WorshipArts

Background:

WorshipArts began in concept in 2006 because we wanted our children to have some kind of church choir experience. Singing, especially four-part a cappella hymn singing, is part of our Mennonite denominational heritage. However, like many urban churches, it was hard to plan rehearsals outside Sunday mornings due to busy schedules and long commutes to and from home. These logistical constraints due to being geographically dispersed led to some creative thinking and planning.

We, as a church, realized that what we really desired was a program that honored children’s voices in worship, whether through music, art, writing, or drama.

Plus, we wanted a program that was more about participation than performance and more about process than product.

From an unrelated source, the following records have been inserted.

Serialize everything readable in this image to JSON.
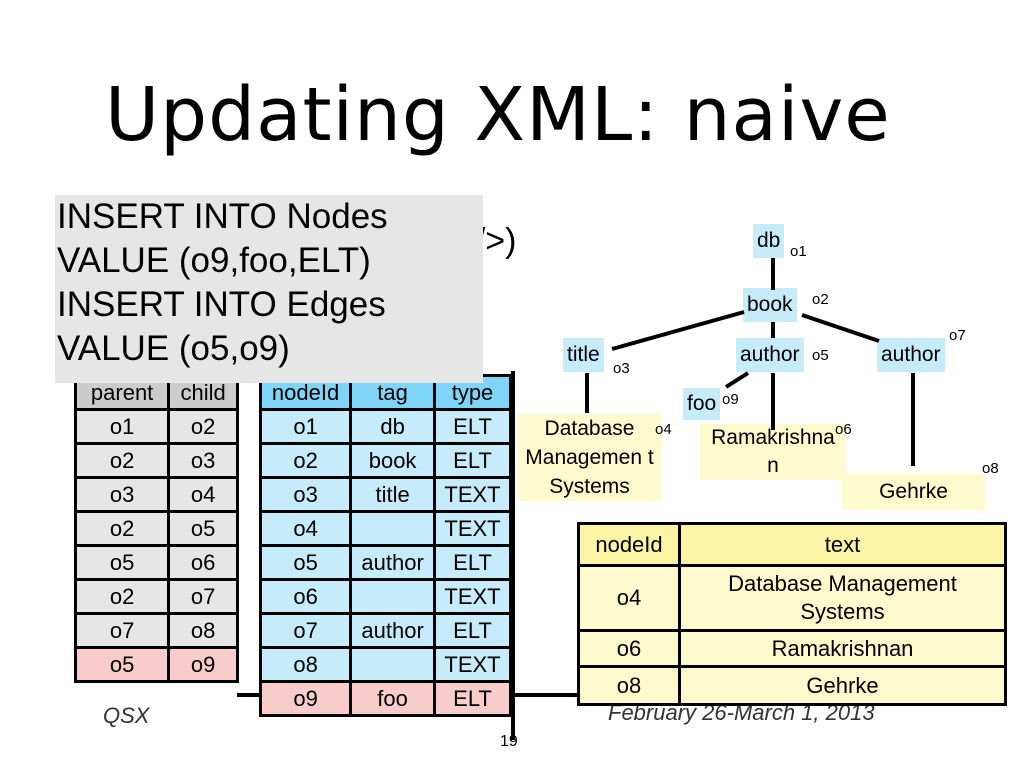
{
  "slide": {
    "title": "Updating XML: naive",
    "background_code": "oo/>)",
    "footer_left": "QSX",
    "footer_date": "February 26-March 1, 2013",
    "page_number": "19"
  },
  "sql": {
    "lines": [
      "INSERT INTO Nodes",
      "VALUE (o9,foo,ELT)",
      "INSERT INTO Edges",
      "VALUE (o5,o9)"
    ]
  },
  "edges_table": {
    "headers": [
      "parent",
      "child"
    ],
    "rows": [
      {
        "parent": "o1",
        "child": "o2",
        "new": false
      },
      {
        "parent": "o2",
        "child": "o3",
        "new": false
      },
      {
        "parent": "o3",
        "child": "o4",
        "new": false
      },
      {
        "parent": "o2",
        "child": "o5",
        "new": false
      },
      {
        "parent": "o5",
        "child": "o6",
        "new": false
      },
      {
        "parent": "o2",
        "child": "o7",
        "new": false
      },
      {
        "parent": "o7",
        "child": "o8",
        "new": false
      },
      {
        "parent": "o5",
        "child": "o9",
        "new": true
      }
    ]
  },
  "nodes_table": {
    "headers": [
      "nodeId",
      "tag",
      "type"
    ],
    "rows": [
      {
        "nodeId": "o1",
        "tag": "db",
        "type": "ELT",
        "new": false
      },
      {
        "nodeId": "o2",
        "tag": "book",
        "type": "ELT",
        "new": false
      },
      {
        "nodeId": "o3",
        "tag": "title",
        "type": "TEXT",
        "new": false
      },
      {
        "nodeId": "o4",
        "tag": "",
        "type": "TEXT",
        "new": false
      },
      {
        "nodeId": "o5",
        "tag": "author",
        "type": "ELT",
        "new": false
      },
      {
        "nodeId": "o6",
        "tag": "",
        "type": "TEXT",
        "new": false
      },
      {
        "nodeId": "o7",
        "tag": "author",
        "type": "ELT",
        "new": false
      },
      {
        "nodeId": "o8",
        "tag": "",
        "type": "TEXT",
        "new": false
      },
      {
        "nodeId": "o9",
        "tag": "foo",
        "type": "ELT",
        "new": true
      }
    ]
  },
  "text_table": {
    "headers": [
      "nodeId",
      "text"
    ],
    "rows": [
      {
        "nodeId": "o4",
        "text": "Database Management Systems"
      },
      {
        "nodeId": "o6",
        "text": "Ramakrishnan"
      },
      {
        "nodeId": "o8",
        "text": "Gehrke"
      }
    ]
  },
  "tree": {
    "nodes": [
      {
        "id": "o1",
        "label": "db",
        "kind": "element"
      },
      {
        "id": "o2",
        "label": "book",
        "kind": "element"
      },
      {
        "id": "o3",
        "label": "title",
        "kind": "element"
      },
      {
        "id": "o5",
        "label": "author",
        "kind": "element"
      },
      {
        "id": "o7",
        "label": "author",
        "kind": "element"
      },
      {
        "id": "o9",
        "label": "foo",
        "kind": "element"
      },
      {
        "id": "o4",
        "label": "Database Managemen t Systems",
        "kind": "text"
      },
      {
        "id": "o6",
        "label": "Ramakrishna n",
        "kind": "text"
      },
      {
        "id": "o8",
        "label": "Gehrke",
        "kind": "text"
      }
    ]
  },
  "colors": {
    "edges_header": "#cccccc",
    "edges_cell": "#e6e6e6",
    "nodes_header": "#7fd5f7",
    "nodes_cell": "#c6ecfb",
    "text_header": "#fbf5a5",
    "text_cell": "#fdfacd",
    "inserted_row": "#f9cccc"
  }
}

In sum, our current co-leaders set out to create a WorshipArts program that would cultivate children’s imagination, help them engage with Scripture, nurture their God-given voice and talents, and do so in the context of a loving, creative community.

How it works:

Kindergarten-5th grade children head to the WorshipArts room during the closing hymn.  There they spend time before Sunday school with committed adult volunteers getting a “close up” look at the movements, songs, language, rituals, sacraments, and art of worship. Sometimes they talk about aspects of the morning’s worship, sometimes they sing, play instruments, draw, build sculptures, read books, create bulletin covers, write litanies, or participate in a skit.

What we hope:

We treat our WorshipArts program like a training program for our young congregants to become more fully awake and in tune with worship, as well as the community gathered around them. In other words, we don’t want our young congregants to see worship as something that adults do passively. Rather, we want them to feel like they have an important place in God’s house, and that they can use their minds, imagination, and bodies to come to know God. What we long for is that our children will see themselves as worship leaders in their own way.